Hasilnya, beberapa sumber air hidup lagi. Setidaknya kalau pada tahun 80'an ada tiga mata air di tepi jalan, tempat para pelintas berhenti untuk cuci muka atau bahkan minum, Â tahun 2000 awal mata air kering dan hanya keluar saat musim hujan, kini di tahun 2016 masih ada satu yang tersisa. Karena itu, setelah usaha yang susah payah itu kok sangat ironis jika pepohonan di sisi timur jalan di utara Krawak itu kini malah ditebang.
Ah sudahlah. Itu urusan Perhutani. Yang pasti udara menang tak lagi sejuk di kawasan hutan itu, sangat berbeda dengan dulu. Dan di ujung kawasan hutan yang tak lagi sejuk itulah, Air Terjun Nglirip itu berada.
Walau jalannya tak terlalu lebar, masih ada beberapa tempat parkir yang tersedia untuk kendaraan roda empat atau sepeda motor. Untuk sepeda motor, cukup bayar tiket parkir Rp 2.000, sementara tiket masuknya Rp 3.000 per orang. Jadi dengan yang Rp 8.000, saya bersana anak wedok sudah bisa menikmati Air Terjun Nglirip.
KEINDAHAN BERNUANSA MISTIS
Saya memang sudah pernah melihat foto air terjun Nglirip. Saya juga sudah pernah mendengar dan membaca kisah Putri Nglirip yang cantik yang katanya sering menampakkan diri di sana bersama dayang-dayangnya. Tetapi, saya belum pernah melihatnya secara langsung.Â
Setapak demi setapak saya melangkah di jalanan yang menurun yang lebarnya sekitar satu setengah meter itu. Hanya beberapa puluh meter, ada jalan kecil ke kiri menuju jalan berundak ke arah bawah air terjun. Katanya, jalan berundak dari semen yang tepinya berpengaman pipa besi besar itu, baru saja di bangun.
Akhirnya, setelah berjalan hanya lima menit dari tempat parkir kendaraan, saya pun melihat langsung pesona Air Terjun Nglirip yang legendaris itu. Airnya yang jatuh tampak memantulkan warna putih, sementara di bawah di batasi bebatuan tampak genangan air seperti kolam berwarna hijau keputih-putihan. Inilah pemandangan air terjun di bulan September yang mempesona. Wow...itulah perasaan saya saat itu.
Debit airnya memang tak terlampau besar.
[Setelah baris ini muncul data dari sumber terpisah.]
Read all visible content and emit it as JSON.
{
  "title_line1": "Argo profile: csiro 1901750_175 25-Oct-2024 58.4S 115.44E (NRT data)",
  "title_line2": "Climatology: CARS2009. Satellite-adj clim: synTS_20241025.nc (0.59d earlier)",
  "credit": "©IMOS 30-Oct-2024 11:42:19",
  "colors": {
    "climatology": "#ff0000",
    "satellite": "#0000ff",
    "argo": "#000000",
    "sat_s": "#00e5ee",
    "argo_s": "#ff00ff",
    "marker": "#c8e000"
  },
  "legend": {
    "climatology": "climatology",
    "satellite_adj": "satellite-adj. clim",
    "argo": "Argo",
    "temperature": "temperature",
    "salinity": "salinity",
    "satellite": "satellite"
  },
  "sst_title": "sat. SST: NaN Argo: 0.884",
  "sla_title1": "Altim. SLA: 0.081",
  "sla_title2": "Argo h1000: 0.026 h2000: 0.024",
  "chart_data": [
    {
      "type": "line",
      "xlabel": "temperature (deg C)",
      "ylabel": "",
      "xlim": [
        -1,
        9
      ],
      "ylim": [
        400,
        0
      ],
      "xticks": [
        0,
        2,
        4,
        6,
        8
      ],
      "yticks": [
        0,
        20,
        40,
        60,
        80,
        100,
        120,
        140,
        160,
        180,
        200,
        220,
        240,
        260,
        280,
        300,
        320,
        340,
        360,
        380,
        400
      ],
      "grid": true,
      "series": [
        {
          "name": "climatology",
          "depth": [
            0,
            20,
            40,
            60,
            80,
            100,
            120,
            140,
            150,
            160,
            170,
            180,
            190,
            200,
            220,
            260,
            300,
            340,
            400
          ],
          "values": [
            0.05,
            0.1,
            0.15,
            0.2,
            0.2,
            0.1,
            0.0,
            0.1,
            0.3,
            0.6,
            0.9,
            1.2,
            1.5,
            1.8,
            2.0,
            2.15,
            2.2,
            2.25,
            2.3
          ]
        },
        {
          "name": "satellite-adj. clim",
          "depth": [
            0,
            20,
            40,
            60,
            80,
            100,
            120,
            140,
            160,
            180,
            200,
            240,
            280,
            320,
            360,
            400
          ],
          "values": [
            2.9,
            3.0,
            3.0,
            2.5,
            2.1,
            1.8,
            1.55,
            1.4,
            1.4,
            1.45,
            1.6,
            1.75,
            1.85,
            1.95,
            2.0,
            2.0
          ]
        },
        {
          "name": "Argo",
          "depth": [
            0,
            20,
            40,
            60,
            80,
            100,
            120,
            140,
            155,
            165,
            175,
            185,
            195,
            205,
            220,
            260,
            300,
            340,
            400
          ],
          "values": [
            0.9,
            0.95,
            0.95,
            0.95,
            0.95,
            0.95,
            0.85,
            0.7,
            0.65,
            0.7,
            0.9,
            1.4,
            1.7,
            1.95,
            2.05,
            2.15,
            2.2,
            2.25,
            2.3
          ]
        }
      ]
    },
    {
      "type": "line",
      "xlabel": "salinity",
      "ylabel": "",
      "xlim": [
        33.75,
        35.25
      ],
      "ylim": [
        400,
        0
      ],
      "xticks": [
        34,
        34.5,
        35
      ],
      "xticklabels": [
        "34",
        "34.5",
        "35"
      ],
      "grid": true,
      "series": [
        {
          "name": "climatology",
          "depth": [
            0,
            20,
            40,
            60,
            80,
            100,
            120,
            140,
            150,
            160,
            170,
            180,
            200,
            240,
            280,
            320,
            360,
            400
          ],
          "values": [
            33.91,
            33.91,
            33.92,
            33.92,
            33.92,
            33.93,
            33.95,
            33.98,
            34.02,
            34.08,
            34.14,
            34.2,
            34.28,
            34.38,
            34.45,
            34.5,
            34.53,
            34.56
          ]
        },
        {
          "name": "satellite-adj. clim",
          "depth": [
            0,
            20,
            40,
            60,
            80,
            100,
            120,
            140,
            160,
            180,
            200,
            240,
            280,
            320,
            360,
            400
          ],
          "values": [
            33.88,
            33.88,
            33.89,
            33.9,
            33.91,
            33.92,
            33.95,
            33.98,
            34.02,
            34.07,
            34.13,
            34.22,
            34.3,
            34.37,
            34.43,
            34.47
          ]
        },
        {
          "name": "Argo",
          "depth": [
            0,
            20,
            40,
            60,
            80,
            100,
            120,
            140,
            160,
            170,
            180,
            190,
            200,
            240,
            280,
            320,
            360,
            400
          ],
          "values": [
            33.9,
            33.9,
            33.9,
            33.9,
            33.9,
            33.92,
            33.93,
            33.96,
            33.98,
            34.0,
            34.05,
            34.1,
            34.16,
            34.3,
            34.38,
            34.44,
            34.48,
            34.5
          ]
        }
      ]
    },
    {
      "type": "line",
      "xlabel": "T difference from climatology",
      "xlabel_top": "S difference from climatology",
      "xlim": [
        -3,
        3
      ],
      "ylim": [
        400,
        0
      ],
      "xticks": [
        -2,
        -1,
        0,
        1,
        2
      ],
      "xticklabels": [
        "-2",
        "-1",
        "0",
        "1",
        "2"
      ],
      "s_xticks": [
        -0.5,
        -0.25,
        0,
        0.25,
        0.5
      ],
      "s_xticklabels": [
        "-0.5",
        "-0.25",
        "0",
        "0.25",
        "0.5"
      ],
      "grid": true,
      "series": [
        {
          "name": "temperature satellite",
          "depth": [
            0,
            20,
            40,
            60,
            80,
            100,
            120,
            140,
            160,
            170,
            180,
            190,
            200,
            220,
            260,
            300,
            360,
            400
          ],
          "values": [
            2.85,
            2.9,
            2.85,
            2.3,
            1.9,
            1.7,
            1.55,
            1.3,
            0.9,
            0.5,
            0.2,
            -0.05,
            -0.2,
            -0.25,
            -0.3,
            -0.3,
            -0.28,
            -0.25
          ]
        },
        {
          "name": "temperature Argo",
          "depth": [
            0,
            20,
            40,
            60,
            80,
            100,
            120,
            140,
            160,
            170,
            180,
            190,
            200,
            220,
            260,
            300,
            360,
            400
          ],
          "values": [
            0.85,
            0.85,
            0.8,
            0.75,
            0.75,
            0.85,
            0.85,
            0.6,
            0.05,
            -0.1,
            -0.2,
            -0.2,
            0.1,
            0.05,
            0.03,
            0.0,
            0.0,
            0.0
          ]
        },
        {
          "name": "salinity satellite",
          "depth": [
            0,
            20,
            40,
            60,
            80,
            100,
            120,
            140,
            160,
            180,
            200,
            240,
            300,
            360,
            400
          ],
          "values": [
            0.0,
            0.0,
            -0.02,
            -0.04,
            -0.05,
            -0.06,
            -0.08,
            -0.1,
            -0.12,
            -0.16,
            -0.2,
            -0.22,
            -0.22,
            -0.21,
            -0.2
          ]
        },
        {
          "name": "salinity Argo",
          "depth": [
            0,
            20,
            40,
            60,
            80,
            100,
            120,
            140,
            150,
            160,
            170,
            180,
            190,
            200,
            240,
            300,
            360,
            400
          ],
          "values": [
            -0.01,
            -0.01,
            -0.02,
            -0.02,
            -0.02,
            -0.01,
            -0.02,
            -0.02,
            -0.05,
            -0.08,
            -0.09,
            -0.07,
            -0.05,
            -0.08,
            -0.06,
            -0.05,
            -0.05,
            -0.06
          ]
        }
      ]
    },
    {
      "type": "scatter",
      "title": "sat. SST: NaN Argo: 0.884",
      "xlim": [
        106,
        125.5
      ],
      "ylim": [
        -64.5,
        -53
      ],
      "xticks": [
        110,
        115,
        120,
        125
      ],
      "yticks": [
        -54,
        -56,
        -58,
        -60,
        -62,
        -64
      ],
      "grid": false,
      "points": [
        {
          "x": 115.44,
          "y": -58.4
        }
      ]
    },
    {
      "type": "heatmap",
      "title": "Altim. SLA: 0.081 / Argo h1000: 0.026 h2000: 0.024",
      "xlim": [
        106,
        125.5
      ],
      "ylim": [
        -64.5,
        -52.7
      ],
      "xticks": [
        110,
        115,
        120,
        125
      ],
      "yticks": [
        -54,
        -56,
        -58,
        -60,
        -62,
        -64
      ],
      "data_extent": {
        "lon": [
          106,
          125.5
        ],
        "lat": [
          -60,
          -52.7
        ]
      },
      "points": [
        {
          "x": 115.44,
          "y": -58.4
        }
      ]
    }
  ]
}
Suaranya juga tak terlalu bergemuruh seperti yang sering saya dengar dulu saat lewat di dekatnya. Namun, saya harus mengakui air terjun ini sungguh indah dan enak dipandang. Untuk menikmati keindahannya juga relatif tak perlu bersusah payah seperi saat ke Air Terjun Madakaripura di kawasan Bromo Tengger itu.
Namun, seperti di Madakaripura, saya juga diingatkan untuk selalu waspada dan menghormati tempat yang indah ini. Berbeda dengan beberapa air terjun lain, misalnya saja Air Terjun Kakek Bodo di Prigen Pasuruan atau Cuban Rondo di Malang, Â di mana kita masih bisa main air dan berbasah-basah. Tidak demikian halnya di Air Terjun Nglirip.Â
Di bulan September atau saat kemarau, pengunjung memang bisa turun ke bebatuan. Namun, tetap harus waspada karena licinnya batu, dalamnya kolam air di bawah air terjun, dan turunan terjal bebatuan sungai di depan air terjun. Jadi yang ingin main air, cukuplah puas dengan air di saluran irigasi di sisi barat air terjun.
Putri cantik itu konon masih sering menampakkan diri di bebatuan di balik air terjun, sementara di kolam depan air terjun yang dalam itu para dayangnya tampak pula bermain di air. Tapi itu cerita yang pernah saya dengar, tapi belum pernah saya lihat.